É precisamente por ser tão vividamente multi-colorida a digressão percorrida em Supreme Balloon que o último disco dos Matmos escapa ao segundo plano reservado aos discos curiosos, mas inevitavelmente estagnados na falta de empatia desenvolvida. Ao embarcar por um espírito aventureiro muito Willy Fog, o balão supremo desenvolve todo o tipo de trajectos mais ou menos megalómanos no psicadelismo semeado pelas paisagens que atravessa, mais ou menos plásticos no exotismo confeccionado em laboratório de puro gozo, mas predominantemente arrogantes na inflexibilidade que os prende a sintetizadores tão assumidamente retro (ou bolorentos) como alguns Korg, Moog e Roland que alguém associaria mais imediatamente a outros tempos em que o rock progressivo era rei (Crimson). Por ser tão imprevisível o sopro do vento Matmos que move o balão, convivem paredes-meias episódios pomposos de corte real como “Les Folies Francaises” (que muito deve a Wendy Carlos da banda-sonora de Laranja Mecânica) e o épico de vinte e quatro minutos (!!) que é a faixa-homónima, uma viagem absurdamente prolongada em forma declinação de todo os casos de non-sense que se conheçam a grandes momentos históricos, como a chegada de Colombo à América, desde que filmados com escassa verosimilhança e sem grande rigor. “Supreme Balloon” podia ser a peça central de uma banda-sonora gravada pelos Tangerine Dream para um filme de soft-porno gay protagonizado por Dustin Hoffman e Warren Beaty de turbante.

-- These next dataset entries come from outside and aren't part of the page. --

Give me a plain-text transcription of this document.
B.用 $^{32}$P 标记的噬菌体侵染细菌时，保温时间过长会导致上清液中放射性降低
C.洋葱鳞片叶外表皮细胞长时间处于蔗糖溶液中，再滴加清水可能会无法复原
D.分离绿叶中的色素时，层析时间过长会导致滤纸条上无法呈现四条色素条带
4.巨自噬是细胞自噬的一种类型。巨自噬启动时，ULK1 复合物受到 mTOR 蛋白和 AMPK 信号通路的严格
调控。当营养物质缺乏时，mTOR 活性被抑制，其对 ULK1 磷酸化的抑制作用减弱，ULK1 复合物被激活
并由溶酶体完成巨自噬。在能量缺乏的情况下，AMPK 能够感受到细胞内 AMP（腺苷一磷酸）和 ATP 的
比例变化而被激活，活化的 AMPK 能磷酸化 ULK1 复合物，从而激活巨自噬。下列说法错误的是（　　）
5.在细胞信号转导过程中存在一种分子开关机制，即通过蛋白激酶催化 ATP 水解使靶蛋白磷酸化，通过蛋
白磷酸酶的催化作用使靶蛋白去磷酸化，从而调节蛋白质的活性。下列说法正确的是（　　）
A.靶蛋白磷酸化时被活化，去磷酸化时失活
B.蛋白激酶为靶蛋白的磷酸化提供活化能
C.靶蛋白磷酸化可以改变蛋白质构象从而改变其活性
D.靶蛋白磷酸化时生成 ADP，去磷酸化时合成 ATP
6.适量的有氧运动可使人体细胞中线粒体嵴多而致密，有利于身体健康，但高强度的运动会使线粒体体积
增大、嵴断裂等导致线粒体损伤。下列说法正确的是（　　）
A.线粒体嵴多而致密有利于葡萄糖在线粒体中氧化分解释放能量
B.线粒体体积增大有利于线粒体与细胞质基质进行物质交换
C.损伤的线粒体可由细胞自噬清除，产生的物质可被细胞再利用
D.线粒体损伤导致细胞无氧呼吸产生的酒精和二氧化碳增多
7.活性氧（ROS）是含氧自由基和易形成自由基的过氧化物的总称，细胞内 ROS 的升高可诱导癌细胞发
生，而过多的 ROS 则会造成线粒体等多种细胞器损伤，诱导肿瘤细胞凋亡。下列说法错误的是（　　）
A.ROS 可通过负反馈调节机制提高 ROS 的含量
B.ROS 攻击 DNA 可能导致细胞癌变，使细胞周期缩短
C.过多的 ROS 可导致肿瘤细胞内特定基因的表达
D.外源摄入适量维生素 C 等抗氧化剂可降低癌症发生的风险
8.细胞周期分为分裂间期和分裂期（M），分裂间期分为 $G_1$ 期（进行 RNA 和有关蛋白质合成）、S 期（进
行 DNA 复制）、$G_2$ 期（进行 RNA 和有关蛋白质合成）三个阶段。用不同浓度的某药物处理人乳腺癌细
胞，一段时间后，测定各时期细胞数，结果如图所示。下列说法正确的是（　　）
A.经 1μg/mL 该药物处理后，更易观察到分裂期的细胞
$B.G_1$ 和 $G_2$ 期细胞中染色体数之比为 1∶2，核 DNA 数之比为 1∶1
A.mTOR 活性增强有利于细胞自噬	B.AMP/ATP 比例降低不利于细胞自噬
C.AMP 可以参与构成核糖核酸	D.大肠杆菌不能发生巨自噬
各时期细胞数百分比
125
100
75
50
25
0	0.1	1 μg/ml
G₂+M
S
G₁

Os estranhos hábitos de Supreme Balloon não se ficam por aí. Até porque a fixação sobre o sintetizador, instrumento militantemente analógico colado ao passado e, ao mesmo tempo, denunciador dos apetites fetichistas dos criadores que o celebrizaram em obscurantismo, obriga a nomear a quantidade infinita de influências que se observam reflectidas neste céu berrante: seja o nome de Raymond Scott e a forma como estilhaçava os impossíveis com as práticas experimentais mais bizarras, a presença espiritual dos Yello, que bem podem ser os antepassados suíços dos Matmos, ou o futuro adivinhado por discos de dub carregados de sintetizadores como é o caso de Interstellar Reggae Drive dos Vulcans ou Double Seven do lendário inventor Lee “Scratch” Perry.

Supreme Balloon é, à sua maneira idiossincrática, uma espécie de Synth’s not Dead munido do slogan “Matmos in the Sky with Diamonds”. A forma mais exacta de descrevê-lo talvez seja referindo-o como o equivalente aeronáutico da banda-sonora vincadamente marinha criada por Mark Mothersbaugh (dos Devo) para The Life Aquatic, filmado pelo adorável realizador Wes Anderson. A verdade é que Supreme Balloon é um daqueles álbuns que podia vir até camuflado com o sempre reconhecível selo amarelo da Deutsche Grammophon (catálogo tradicionalmente especializado em música clássica e artwork asqueroso) e conseguir convencer uns quantos conhecedores de que não se tratava de uma paródia. Os elucidados contam sempre com a vantagem de saber como tropeçar em estilo em mais uma rasteira pregada pelos incuráveis Matmos.